The later studies from 1950 were limited to initial designs, including diagrams and calculations. None of these studies were officially taken up by the Soviets. From early 1951 young Soviet engineers were sent to Gorodomlya Island for training purposes. By this time most of the German specialists were spending their time playing sports, gardening or reading.

===Return to Germany===
By August 1950 the Soviet government had decided to send the Germans working for NII-88 home, which occurred in three waves in December 1951, June 1952 (with the majority) and the last group of twenty, including Gröttrup, left in November 1953. By the end of 1950 a small number of Germans (among them Johannes Hoch) were transferred to Moscow and worked on activities for guidance control of surface-to-air missiles.

==Historical analysis==
Historians have disagreed on the extent that Nazi Germany played with developing the Soviet rocket program. Chertok, who participated in the events and documented the details in his four volume Rockets and People said that the Germans had little influence and the R-7 rocket that propelled the Sputnik 1 to orbit was "free of the "birthmarks" of German rocket technology". This view is supported by German born historian of rocketry Willey Ley, who wrote "In reality, the Germans did not build anything for the Russians, did not 'supervise' the firings, and did not 'introduce innovations'".

Other historians, particularly German based, have claimed that German specialists had an extensive influence on Soviet rocketry.

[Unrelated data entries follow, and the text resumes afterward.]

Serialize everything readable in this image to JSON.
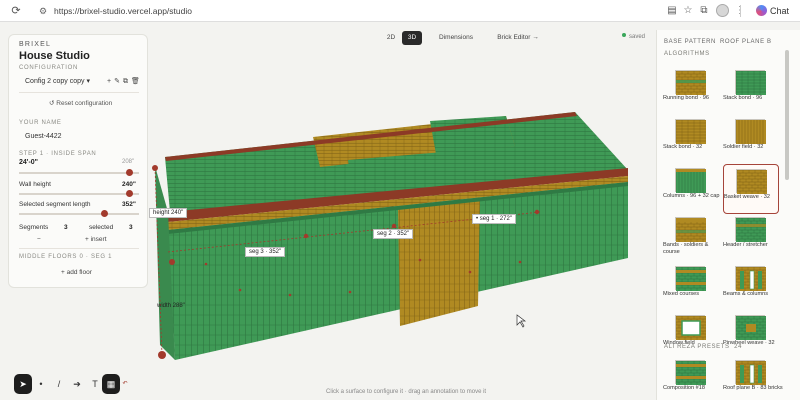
{
  "browser": {
    "url": "https://brixel-studio.vercel.app/studio",
    "chat_label": "Chat"
  },
  "left_panel": {
    "brand": "BRIXEL",
    "title": "House Studio",
    "configuration_label": "CONFIGURATION",
    "config_value": "Config 2 copy copy",
    "reset_label": "↺ Reset configuration",
    "your_name_label": "YOUR NAME",
    "name_value": "Guest-4422",
    "step_label": "STEP 1 · INSIDE SPAN",
    "span_value": "24'-0\"",
    "span_max": "208\"",
    "wall_height_label": "Wall height",
    "wall_height_value": "240\"",
    "segment_length_label": "Selected segment length",
    "segment_length_value": "352\"",
    "segments_label": "Segments",
    "segments_value": "3",
    "selected_label": "selected",
    "selected_value": "3",
    "minus_label": "−",
    "insert_label": "+ insert",
    "middle_floors_label": "MIDDLE FLOORS 0 · SEG 1",
    "add_floor_label": "+ add floor"
  },
  "view_tabs": [
    {
      "label": "2D"
    },
    {
      "label": "3D"
    },
    {
      "label": "Dimensions"
    },
    {
      "label": "Brick Editor →"
    }
  ],
  "status": "saved",
  "scene": {
    "labels": {
      "height": "height 240\"",
      "seg1": "• seg 1 · 272\"",
      "seg2": "seg 2 · 352\"",
      "seg3": "seg 3 · 352\"",
      "width": "width 288\""
    },
    "hint": "Click a surface to configure it · drag an annotation to move it"
  },
  "toolbar": [
    {
      "icon": "pointer-icon",
      "glyph": "➤"
    },
    {
      "icon": "dot-icon",
      "glyph": "•"
    },
    {
      "icon": "line-icon",
      "glyph": "/"
    },
    {
      "icon": "arrow-icon",
      "glyph": "➔"
    },
    {
      "icon": "text-icon",
      "glyph": "T"
    },
    {
      "icon": "grid-icon",
      "glyph": "▦"
    }
  ],
  "right_panel": {
    "base_pattern": "BASE PATTERN",
    "roof_plane": "ROOF PLANE B",
    "algorithms_label": "ALGORITHMS",
    "patterns": [
      {
        "name": "Running bond",
        "count": "96",
        "style": "running"
      },
      {
        "name": "Stack bond",
        "count": "96",
        "style": "stack-green"
      },
      {
        "name": "Stack bond",
        "count": "32",
        "style": "stack-gold"
      },
      {
        "name": "Soldier field",
        "count": "32",
        "style": "soldier"
      },
      {
        "name": "Columns",
        "count": "96 + 32 cap",
        "style": "columns"
      },
      {
        "name": "Basket weave",
        "count": "32",
        "style": "basket",
        "selected": true
      },
      {
        "name": "Bands · soldiers & course",
        "count": "",
        "style": "bands"
      },
      {
        "name": "Header / stretcher",
        "count": "",
        "style": "header"
      },
      {
        "name": "Mixed courses",
        "count": "",
        "style": "mixed"
      },
      {
        "name": "Beams & columns",
        "count": "",
        "style": "beams"
      },
      {
        "name": "Window field",
        "count": "",
        "style": "window"
      },
      {
        "name": "Pinwheel weave",
        "count": "32",
        "style": "pinwheel"
      }
    ],
    "presets_label": "ALI REZA PRESETS",
    "presets_count": "24",
    "presets": [
      {
        "name": "Composition #18"
      },
      {
        "name": "Roof plane B · 83 bricks"
      }
    ]
  },
  "colors": {
    "brick_green": "#3f9a56",
    "brick_gold": "#b08a22",
    "roof_red": "#8c3a26",
    "accent_red": "#a6443a"
  }
}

In particular Olaf Przybilski has pointed out similarities between later Soviet rockets and the studies carried out by German specialists, however these claims lack convincing evidence.

Space historian Asif Siddiqi, whose book Challenge to Apollo: the Soviet Union and the space race, 1945–1974 was rated by The Wall Street Journal as one of the best works on space exploration, takes a more balanced approach by acknowledging Nazi Germany rocket technology and involvement of German scientists and engineers was an essential catalyst to early Soviet efforts. In 1945 and 1946 the use of German expertise was invaluable in reducing the time needed to master the intricacies of the V-2, establishing production of the R-1 rocket and enabling a base for further developments. However, due to a combination of reasons, including secrecy requirements due to the military nature of the work, political considerations and personal reasons from some key players, from 1947 the Soviets made very little use of German specialists. They were effectively frozen out from ongoing research and their influence on future Soviet rocketry was marginal. Siddiqi also noted a CIA report, which summed up the total German contribution as follows:
"The German scientists made a very valuable contribution to the Soviet missile program[;] however, it cannot be said that without the Germans the Soviet Union would have had no significant missile program... There is no doubt that it took the German war time success with guided missiles to cause Stalin and his colleagues to devote large scale support to the Soviet effort in this field. Once this support was forthcoming the use of German scientists permitted the Soviets to achieve results in a much shorter time than it would have taken them along but there is no reason to believe that the Soviets could not have eventually done the job by themselves".